Sri Lanka: The grim and the good

Paul Hilton
Dried gill-plates on a Chinese medicine market stall.

One of the biggest seizures of gill-plates from vulnerable manta rays ever documented took place at Hong Kong’s international airport on 23 October – but the Customs officials who confiscated them could yet be forced to back down.

They seized around 330kg of the plates with an estimated market value of HK $900,000 (£88,000) after finding them in a consignment from Sri Lanka labelled “dried fish gills”. But although mantas are supposedly under international protection, the authorities might have to allow the shipment to continue on its way, according to UK charity the Manta Trust.

The trade in manta gill-plates for use in Asian “medicine” is relatively new but is already devastating populations, says the trust. The rays reproduce infrequently, have only one pup per pregnancy and overall population sizes are relatively small, so it doesn't take much for overfishing to occur.

Under CITES legislation, nations are required to prove that any international trade in manta gill-plates will not affect survival of the species. But according to Manta Trust CEO Dr Guy Stevens: “It is essentially an impossibility for any country to prove that commercial trade in manta body parts is sustainable.

“It is therefore troubling that sources indicate a CITES permit was issued in Sri Lanka for the manta gill-plates seized at Hong Kong International, but was lost in transit,” he says. “If a new permit is sent to Hong Kong, it will result in the shipment being released.”
For 30 years Sri Lanka has been a party to the Convention on the Conservation of Migratory Species of Wild Animals, which lists mantas because of their risk of extinction, yet because the country has failed to set up legislation to protect the rays, fishing them is not outlawed.

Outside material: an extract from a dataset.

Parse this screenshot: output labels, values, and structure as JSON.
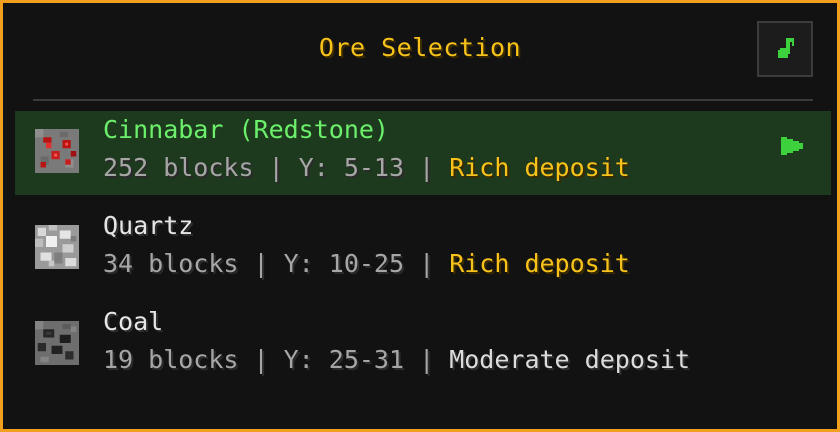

Far from protecting mantas, Sri Lanka supports one of the world’s largest ray fisheries, with an estimated 600-1000 being landed annually – a rate the Manta Trust describes as “likely unsustainable”.

8 November 2020

Nations such as Sri Lanka “must take responsibility to protect their own national biodiversity before it is too late”, it says, adding that if the country continues to fail in safeguarding its own marine ecosystems, it will not only have devastating consequences for species including manta rays but will rob its own people of sustainable livelihoods.

On a more positive environmental note, Sri Lanka’s Navy, Coastguard and volunteers recently rescued 120 short-finned pilot whales stranded in the country’s biggest-ever mass beaching.

The incident occurred on the afternoon of 2 November at Panadura near Colombo on the south-west coast, but by dawn the next morning the impromptu task force had managed to pull all the whales back into the sea, with the help of small inshore naval patrol craft.

Only two pilot whales were known to have died as a result of injuries sustained during the stranding, the cause of which is unknown.